There is probably no other anti-hunting activist in Maine who is more determined, persistent and passionate than John Glowa from China. Founder of the Maine Wolf Coalition, Glowa has been promoting the recovery of gray wolves in Maine since the early 1990s.
Glowa also has opposed the hunting of coyotes in Maine at every turn. As deeply as most sportsmen disagree with his anti-hunting, anti-trapping dogma, you have to hand it to the guy. He knows how to play the political game, and he knows how to exploit the old sop that there is “more than one way to skin a cat.”
According to Gerry Lavigne, wildlife biologist for the Sportsman’s Alliance of Maine (SAM), Glowa has successfully filed three legal petitions with the Fish and Wildlife Department (DIF&W) that, if enacted, “would all but eliminate bear and coyote hunting and trapping in Maine.”
DIF&W is duty-bound to hold public hearings on the Glowa petitions this fall.

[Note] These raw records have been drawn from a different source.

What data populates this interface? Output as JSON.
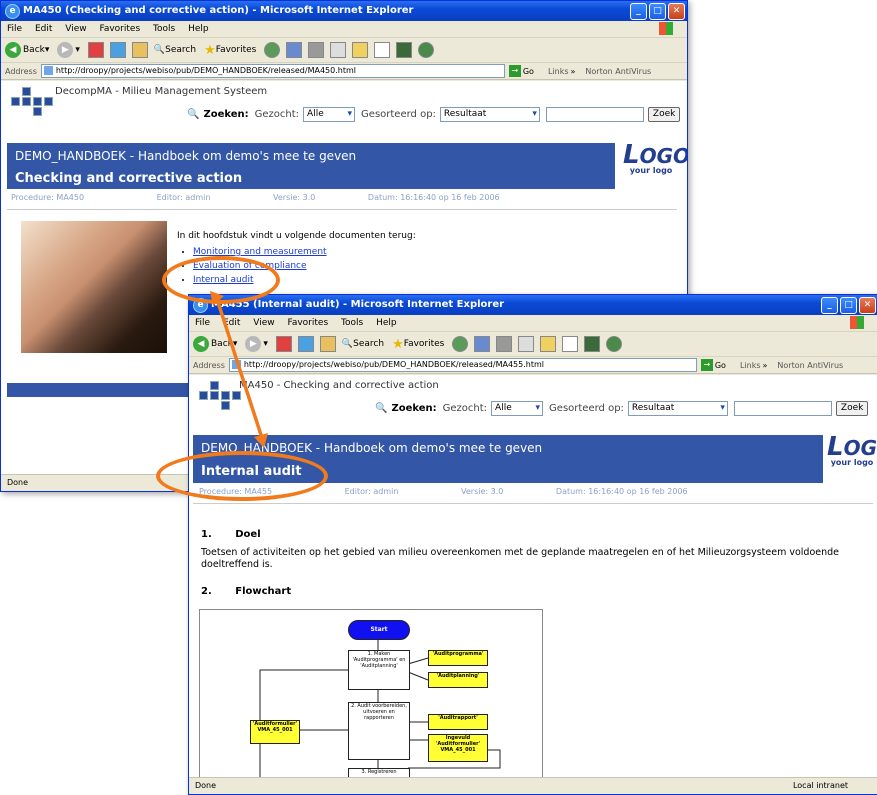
{
  "window1": {
    "title": "MA450 (Checking and corrective action) - Microsoft Internet Explorer",
    "menu": [
      "File",
      "Edit",
      "View",
      "Favorites",
      "Tools",
      "Help"
    ],
    "toolbar": {
      "back": "Back",
      "search": "Search",
      "favorites": "Favorites"
    },
    "address_label": "Address",
    "address": "http://droopy/projects/webiso/pub/DEMO_HANDBOEK/released/MA450.html",
    "go": "Go",
    "links": "Links",
    "norton": "Norton AntiVirus",
    "breadcrumb": "DecompMA - Milieu Management Systeem",
    "search": {
      "label": "Zoeken:",
      "gezocht_label": "Gezocht:",
      "gezocht_value": "Alle",
      "gesorteerd_label": "Gesorteerd op:",
      "gesorteerd_value": "Resultaat",
      "button": "Zoek"
    },
    "banner_title": "DEMO_HANDBOEK - Handboek om demo's mee te geven",
    "banner_subtitle": "Checking and corrective action",
    "logo_big": "OGO",
    "logo_small": "your logo",
    "meta": {
      "procedure": "Procedure: MA450",
      "editor": "Editor: admin",
      "versie": "Versie: 3.0",
      "datum": "Datum: 16:16:40 op 16 feb 2006"
    },
    "intro": "In dit hoofdstuk vindt u volgende documenten terug:",
    "links_list": [
      "Monitoring and measurement",
      "Evaluation of compliance",
      "Internal audit"
    ],
    "status": "Done"
  },
  "window2": {
    "title": "MA455 (Internal audit) - Microsoft Internet Explorer",
    "menu": [
      "File",
      "Edit",
      "View",
      "Favorites",
      "Tools",
      "Help"
    ],
    "toolbar": {
      "back": "Back",
      "search": "Search",
      "favorites": "Favorites"
    },
    "address_label": "Address",
    "address": "http://droopy/projects/webiso/pub/DEMO_HANDBOEK/released/MA455.html",
    "go": "Go",
    "links": "Links",
    "norton": "Norton AntiVirus",
    "breadcrumb": "MA450 - Checking and corrective action",
    "search": {
      "label": "Zoeken:",
      "gezocht_label": "Gezocht:",
      "gezocht_value": "Alle",
      "gesorteerd_label": "Gesorteerd op:",
      "gesorteerd_value": "Resultaat",
      "button": "Zoek"
    },
    "banner_title": "DEMO_HANDBOEK - Handboek om demo's mee te geven",
    "banner_subtitle": "Internal audit",
    "logo_big": "OGO",
    "logo_small": "your logo",
    "meta": {
      "procedure": "Procedure: MA455",
      "editor": "Editor: admin",
      "versie": "Versie: 3.0",
      "datum": "Datum: 16:16:40 op 16 feb 2006"
    },
    "section1_num": "1.",
    "section1_title": "Doel",
    "section1_text": "Toetsen of activiteiten op het gebied van milieu overeenkomen met de geplande maatregelen en of het Milieuzorgsysteem voldoende doeltreffend is.",
    "section2_num": "2.",
    "section2_title": "Flowchart",
    "flow": {
      "start": "Start",
      "step1": "1. Maken 'Auditprogramma' en 'Auditplanning'",
      "doc1": "'Auditprogramma'",
      "doc2": "'Auditplanning'",
      "step2": "2. Audit voorbereiden, uitvoeren en rapporteren",
      "doc3": "'Auditformulier' VMA_45_001",
      "doc4": "'Auditrapport'",
      "doc5": "Ingevuld 'Auditformulier' VMA_45_001",
      "step3": "3. Registreren"
    },
    "status": "Done",
    "status_zone": "Local intranet"
  },
  "colors": {
    "banner": "#3357a6",
    "highlight": "#f07a1c",
    "link": "#1a3bd6"
  }
}
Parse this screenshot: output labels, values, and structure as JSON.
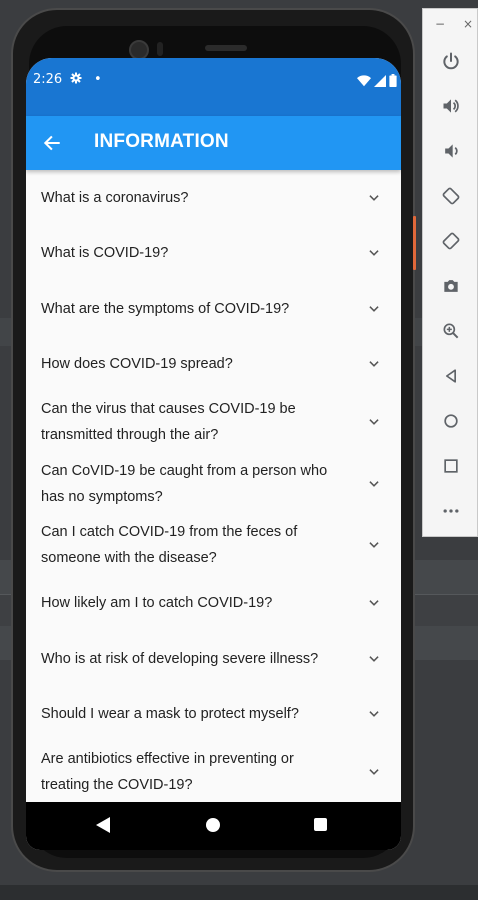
{
  "status_bar": {
    "time": "2:26",
    "gear_icon": "settings-gear-icon",
    "dot": "•"
  },
  "app_bar": {
    "title": "INFORMATION",
    "back_icon": "arrow-left-icon"
  },
  "faq": [
    {
      "question": "What is a coronavirus?"
    },
    {
      "question": "What is COVID-19?"
    },
    {
      "question": "What are the symptoms of COVID-19?"
    },
    {
      "question": "How does COVID-19 spread?"
    },
    {
      "question": "Can the virus that causes COVID-19 be transmitted through the air?"
    },
    {
      "question": "Can CoVID-19 be caught from a person who has no symptoms?"
    },
    {
      "question": "Can I catch COVID-19 from the feces of someone with the disease?"
    },
    {
      "question": "How likely am I to catch COVID-19?"
    },
    {
      "question": "Who is at risk of developing severe illness?"
    },
    {
      "question": "Should I wear a mask to protect myself?"
    },
    {
      "question": "Are antibiotics effective in preventing or treating the COVID-19?"
    }
  ],
  "emulator_toolbar": {
    "minimize": "−",
    "close": "×",
    "buttons": [
      "power-icon",
      "volume-up-icon",
      "volume-down-icon",
      "rotate-left-icon",
      "rotate-right-icon",
      "camera-icon",
      "zoom-icon",
      "back-triangle-icon",
      "home-circle-icon",
      "overview-square-icon",
      "more-icon"
    ]
  },
  "colors": {
    "status_bar": "#1976d2",
    "app_bar": "#2196f3",
    "list_bg": "#fafafa",
    "text": "#222222"
  }
}
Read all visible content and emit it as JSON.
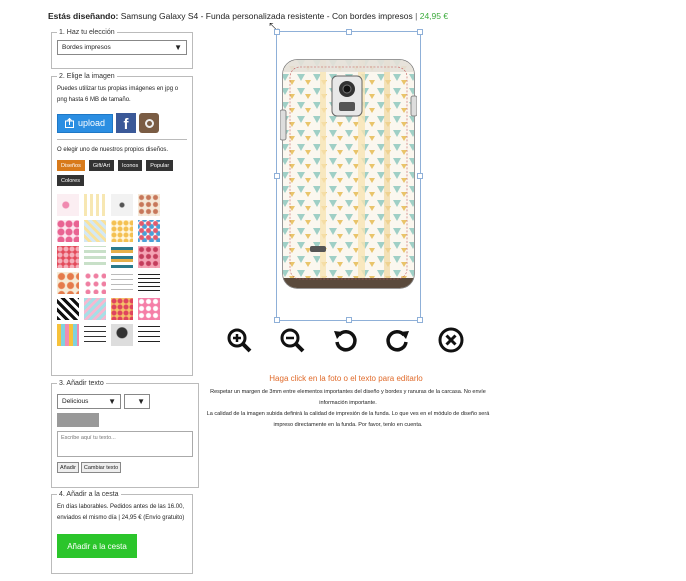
{
  "header": {
    "prefix": "Estás diseñando:",
    "product": "Samsung Galaxy S4 - Funda personalizada resistente - Con bordes impresos",
    "separator": "|",
    "price": "24,95 €",
    "price_color": "#3bab3b"
  },
  "step1": {
    "legend": "1. Haz tu elección",
    "select_value": "Bordes impresos"
  },
  "step2": {
    "legend": "2. Elige la imagen",
    "intro": "Puedes utilizar tus propias imágenes en jpg o png hasta 6 MB de tamaño.",
    "upload_label": "upload",
    "facebook_glyph": "f",
    "or_choose": "O elegir uno de nuestros propios diseños.",
    "categories": [
      "Diseños",
      "Gift/Art",
      "Iconos",
      "Popular",
      "Colores"
    ],
    "active_category_color": "#d87a1a"
  },
  "step3": {
    "legend": "3. Añadir texto",
    "font_value": "Delicious",
    "size_value": "",
    "text_placeholder": "Escribe aquí tu texto...",
    "add_label": "Añadir",
    "change_label": "Cambiar texto"
  },
  "step4": {
    "legend": "4. Añadir a la cesta",
    "delivery": "En días laborables. Pedidos antes de las 16.00, enviados el mismo día | 24,95 € (Envío gratuito)",
    "cart_button": "Añadir a la cesta",
    "cart_color": "#2bc52b"
  },
  "editor": {
    "hint": "Haga click en la foto o el texto para editarlo",
    "hint_color": "#e06a2a",
    "info_line1": "Respetar un margen de 3mm entre elementos importantes del diseño y bordes y ranuras de la carcasa. No envíe información importante.",
    "info_line2": "La calidad de la imagen subida definirá la calidad de impresión de la funda. Lo que ves en el módulo de diseño será impreso directamente en la funda. Por favor, tenlo en cuenta.",
    "tools": [
      "zoom-in-icon",
      "zoom-out-icon",
      "rotate-left-icon",
      "rotate-right-icon",
      "delete-icon"
    ]
  }
}
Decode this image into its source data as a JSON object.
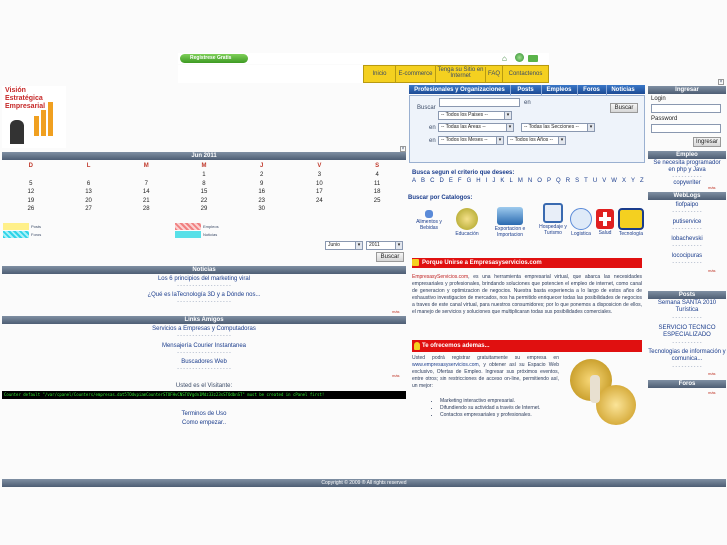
{
  "topbar": {
    "register": "Registrese Gratis",
    "nav": [
      "Inicio",
      "E-commerce",
      "Tenga su Sitio en Internet",
      "FAQ",
      "Contactenos"
    ]
  },
  "logo": {
    "line1": "Visión",
    "line2": "Estratégica",
    "line3": "Empresarial"
  },
  "calendar": {
    "title": "Jun 2011",
    "days": [
      "D",
      "L",
      "M",
      "M",
      "J",
      "V",
      "S"
    ],
    "weeks": [
      [
        "",
        "",
        "",
        "1",
        "2",
        "3",
        "4"
      ],
      [
        "5",
        "6",
        "7",
        "8",
        "9",
        "10",
        "11"
      ],
      [
        "12",
        "13",
        "14",
        "15",
        "16",
        "17",
        "18"
      ],
      [
        "19",
        "20",
        "21",
        "22",
        "23",
        "24",
        "25"
      ],
      [
        "26",
        "27",
        "28",
        "29",
        "30",
        "",
        ""
      ]
    ],
    "legend": [
      "Posts",
      "Foros",
      "Empleos",
      "Noticias"
    ],
    "month": "Junio",
    "year": "2011",
    "search": "Buscar"
  },
  "noticias": {
    "title": "Noticias",
    "items": [
      "Los 6 principios del marketing viral",
      "¿Qué es laTecnología 3D y a Dónde nos..."
    ],
    "more": "más"
  },
  "links": {
    "title": "Links Amigos",
    "items": [
      "Servicios a Empresas y Computadoras",
      "Mensajería Courier Instantanea",
      "Buscadores Web"
    ],
    "more": "más"
  },
  "visitor": {
    "label": "Usted es el Visitante:",
    "counter": "Counter default \"/var/cpanel/Counters/empresas.dat5TOdvpiamCounterSTOFHvCNSTOVgdn1Mdz33z23sSTOdbnST\" must be created in cPanel first!"
  },
  "footer_links": [
    "Terminos de Uso",
    "Como empezar.."
  ],
  "copyright": "Copyright © 2009 ® All rights reserved",
  "tabs": [
    "Profesionales y Organizaciones",
    "Posts",
    "Empleos",
    "Foros",
    "Noticias"
  ],
  "search": {
    "buscar": "Buscar",
    "en": "en",
    "en2": "en",
    "en3": "en",
    "paises": "-- Todos los Paises --",
    "areas": "-- Todas las Areas --",
    "secciones": "-- Todas las Secciones --",
    "meses": "-- Todos los Meses --",
    "anios": "-- Todos los Años --",
    "button": "Buscar"
  },
  "alpha": {
    "title": "Busca segun el criterio que desees:",
    "letters": [
      "A",
      "B",
      "C",
      "D",
      "E",
      "F",
      "G",
      "H",
      "I",
      "J",
      "K",
      "L",
      "M",
      "N",
      "O",
      "P",
      "Q",
      "R",
      "S",
      "T",
      "U",
      "V",
      "W",
      "X",
      "Y",
      "Z"
    ]
  },
  "catalogs": {
    "title": "Buscar por Catalogos:",
    "items": [
      "Alimentos y Bebidas",
      "Educación",
      "Exportacion e Importacion",
      "Hospedaje y Turismo",
      "Logistica",
      "Salud",
      "Tecnología"
    ]
  },
  "porque": {
    "title": "Porque Unirse a Empresasyservicios.com",
    "link": "EmpresasyServicios.com",
    "body": ", es una herramienta empresarial virtual, que abarca las necesidades empresariales y profesionales, brindando soluciones que potencien el empleo de internet, como canal de generacion y optimizacion de negocios. Nuestra basta experiencia a lo largo de estos años de exhaustivo investigacion de mercados, nos ha permitido enriquecer todas las posibilidades de negocios a traves de este canal virtual, para nuestros consumidores; por lo que ponemos a disposicion de ellos, el manejo de servicios y soluciones que multiplicaran todas sus posibilidades comerciales."
  },
  "ofrecemos": {
    "title": "Te ofrecemos ademas...",
    "intro": "Usted podrá registrar gratuitamente su empresa en ",
    "link": "www.empresasyservicios.com",
    "intro2": ", y obtener así su Espacio Web exclusivo, Ofertas de Empleo. Ingresar sus próximos eventos, entre otros; sin restricciones de acceso on-line, permitiendo así, un mejor:",
    "bullets": [
      "Marketing interactivo empresarial.",
      "Difundiendo su actividad a través de Internet.",
      "Contactos empresariales y profesionales."
    ]
  },
  "ingresar": {
    "title": "Ingresar",
    "login": "Login",
    "password": "Password",
    "button": "Ingresar"
  },
  "empleo": {
    "title": "Empleo",
    "items": [
      "Se necesita programador en php y Java",
      "copywriter"
    ],
    "more": "más"
  },
  "weblogs": {
    "title": "WebLogs",
    "items": [
      "fiofpaipo",
      "putiservice",
      "lobachevski",
      "lococipuras"
    ],
    "more": "más"
  },
  "posts": {
    "title": "Posts",
    "items": [
      "Semana SANTA 2010 Turística",
      "SERVICIO TECNICO ESPECIALIZADO",
      "Tecnologias de información y comunica..."
    ],
    "more": "más"
  },
  "foros": {
    "title": "Foros",
    "more": "más"
  }
}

There are three petitions and, while each is cleverly drafted and “nuanced,” the bottom line is this: The first petition would ostensibly ban coyote trapping. The second would ban the recreational hunting of coyotes. The third would impose a timetable of increasing restrictions on baited bear hunts that would result in the elimination of recreational bear hunting by 2029.
Glowa’s rationale, that predators like coyotes and bears need to be naturally regulated, not regulated by man, has a seductive appeal, until you dig into the facts. Coyote and bear numbers are already too high in Maine. Stabilizing both coyote and bear populations through hunting helps protect whitetail deer populations, especially in the North Woods. Coyotes and bears prey on wintering deer and especially spring fawns.
Lavigne writes, “DIF&W has been struggling to control growing black bear populations for more than two decades. Hunters need to take more bear, not less. Glowa’s proposal would cripple that effort since 80 percent of Maine bears are taken over bait.”
Glowa is also trying to get a new legal status for Maine coyotes, one that would classify our coyotes as “eastern coywolves.” This would open the door to federal protection under the Endangered Species Act. It doesn’t take much imagination to anticipate the sweeping implications of a listing of Maine coyotes on the ESA protection roster.
When does all of this come to a head?
In a chat recently with David Trahan, the very capable executive director of the Sportsman’s Alliance of Maine, I asked him what issues would be getting top priority in SAM’s lobby efforts with the state Legislature come fall. “The Glowa petitions,” he asserted without hesitation.
As sportsmen, we are blessed that SAM is there in Augusta keeping a close eye on the political process, which is not always creating policy that serves the best interests of sportsmen or those of wise wildlife stewardship.